Here’s what I mean: Let’s say I slip on a wet floor at Chicago’s Midway airport and pull my hamstring (I’d like to say this is fiction, but…). In addition to the colorful bruise on the back of my leg, within a few days I wind up with a swollen calf and pain in my leg. After 10 days and no improvement I place a “should this be happening?” call to my Dr’s office. That sends me to the emergency room of a local hospital and through tests for a blot clot that thankfully came back negative. Cool. 10 more days, taking antibiotics and trying to type with my leg in the air and my computer on my chest (I know…it doesn’t work). Along the way care provider friends offer advice: work out; don’t work out, etc.

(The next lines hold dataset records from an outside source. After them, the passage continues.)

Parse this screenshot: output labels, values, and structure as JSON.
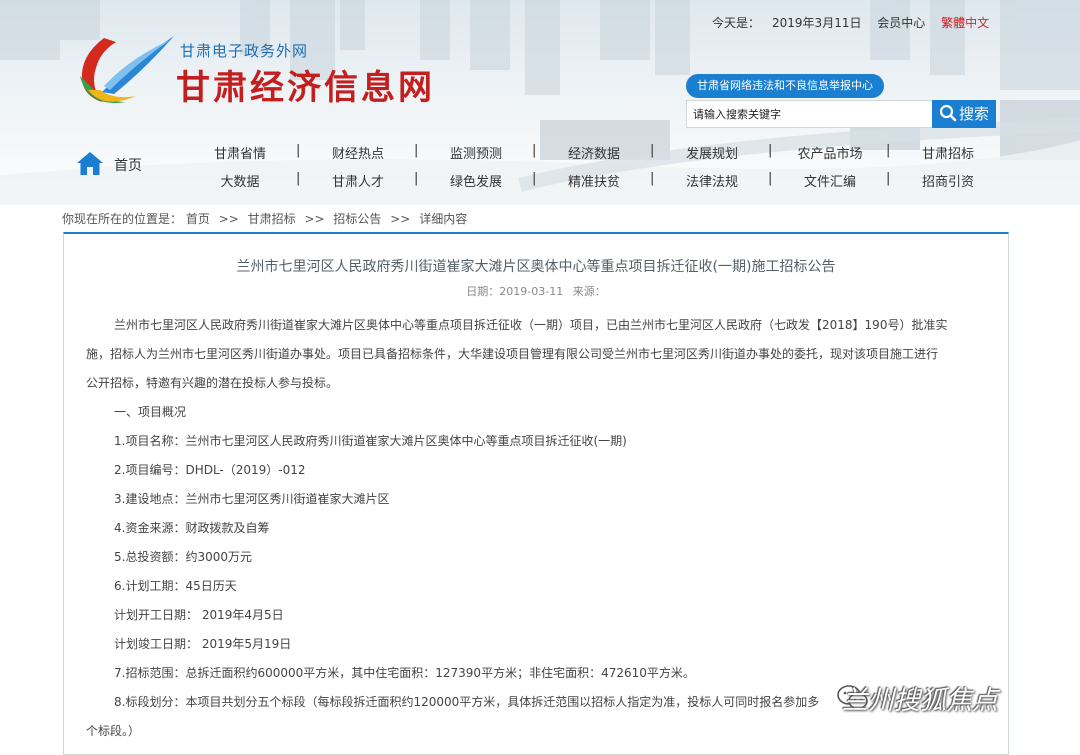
{
  "top": {
    "date_prefix": "今天是：",
    "date": "2019年3月11日",
    "member_center": "会员中心",
    "lang_traditional": "繁體",
    "lang_simplified": "中文"
  },
  "logo": {
    "subtitle": "甘肃电子政务外网",
    "title": "甘肃经济信息网"
  },
  "report_button": "甘肃省网络违法和不良信息举报中心",
  "search": {
    "placeholder": "请输入搜索关键字",
    "button_label": "搜索"
  },
  "nav": {
    "home": "首页",
    "row1": [
      "甘肃省情",
      "财经热点",
      "监测预测",
      "经济数据",
      "发展规划",
      "农产品市场",
      "甘肃招标"
    ],
    "row2": [
      "大数据",
      "甘肃人才",
      "绿色发展",
      "精准扶贫",
      "法律法规",
      "文件汇编",
      "招商引资"
    ],
    "separator": "|"
  },
  "breadcrumb": {
    "prefix": "你现在所在的位置是：",
    "items": [
      "首页",
      "甘肃招标",
      "招标公告",
      "详细内容"
    ],
    "separator": ">>"
  },
  "article": {
    "title": "兰州市七里河区人民政府秀川街道崔家大滩片区奥体中心等重点项目拆迁征收(一期)施工招标公告",
    "date_label": "日期：",
    "date": "2019-03-11",
    "source_label": "来源：",
    "paragraphs": [
      "兰州市七里河区人民政府秀川街道崔家大滩片区奥体中心等重点项目拆迁征收（一期）项目，已由兰州市七里河区人民政府（七政发【2018】190号）批准实",
      "施，招标人为兰州市七里河区秀川街道办事处。项目已具备招标条件，大华建设项目管理有限公司受兰州市七里河区秀川街道办事处的委托，现对该项目施工进行",
      "公开招标，特邀有兴趣的潜在投标人参与投标。",
      "一、项目概况",
      "1.项目名称：兰州市七里河区人民政府秀川街道崔家大滩片区奥体中心等重点项目拆迁征收(一期)",
      "2.项目编号：DHDL-（2019）-012",
      "3.建设地点：兰州市七里河区秀川街道崔家大滩片区",
      "4.资金来源：财政拨款及自筹",
      "5.总投资额：约3000万元",
      "6.计划工期：45日历天",
      "计划开工日期： 2019年4月5日",
      "计划竣工日期： 2019年5月19日",
      "7.招标范围：总拆迁面积约600000平方米，其中住宅面积：127390平方米；非住宅面积：472610平方米。",
      "8.标段划分：本项目共划分五个标段（每标段拆迁面积约120000平方米，具体拆迁范围以招标人指定为准，投标人可同时报名参加多",
      "个标段。）"
    ]
  },
  "watermark": "兰州搜狐焦点",
  "colors": {
    "brand_blue": "#1a7fd1",
    "logo_red": "#c41f1f",
    "date_red": "#d01818"
  }
}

My visit will show up as a call at my doctor’s office and deep in the hospital’s ER performance data. But unless I publish it, there will be no holistic measure of my patient experience. No measure of the tangible quality, price, or clinical outcomes that I experienced or what I felt at each step. No measure of how well my need was solved.
A few weeks ago I had the pleasure of being part of a discussion with Mayo CEO John Noseworthy, M.D. When asked about measuring the integrated patient experience (for which Mayo is actually famous), Dr. Noseworthy responded “No one in this country measures an integrated patient experience.” I admire his candor.
As consumers we are really early in the process of how to manage our own patient experience. Clinics, insurance companies, hospitals and government agencies are in the beginning stages of defining and measuring it too.
For now we’re all blind and feeling an elephant.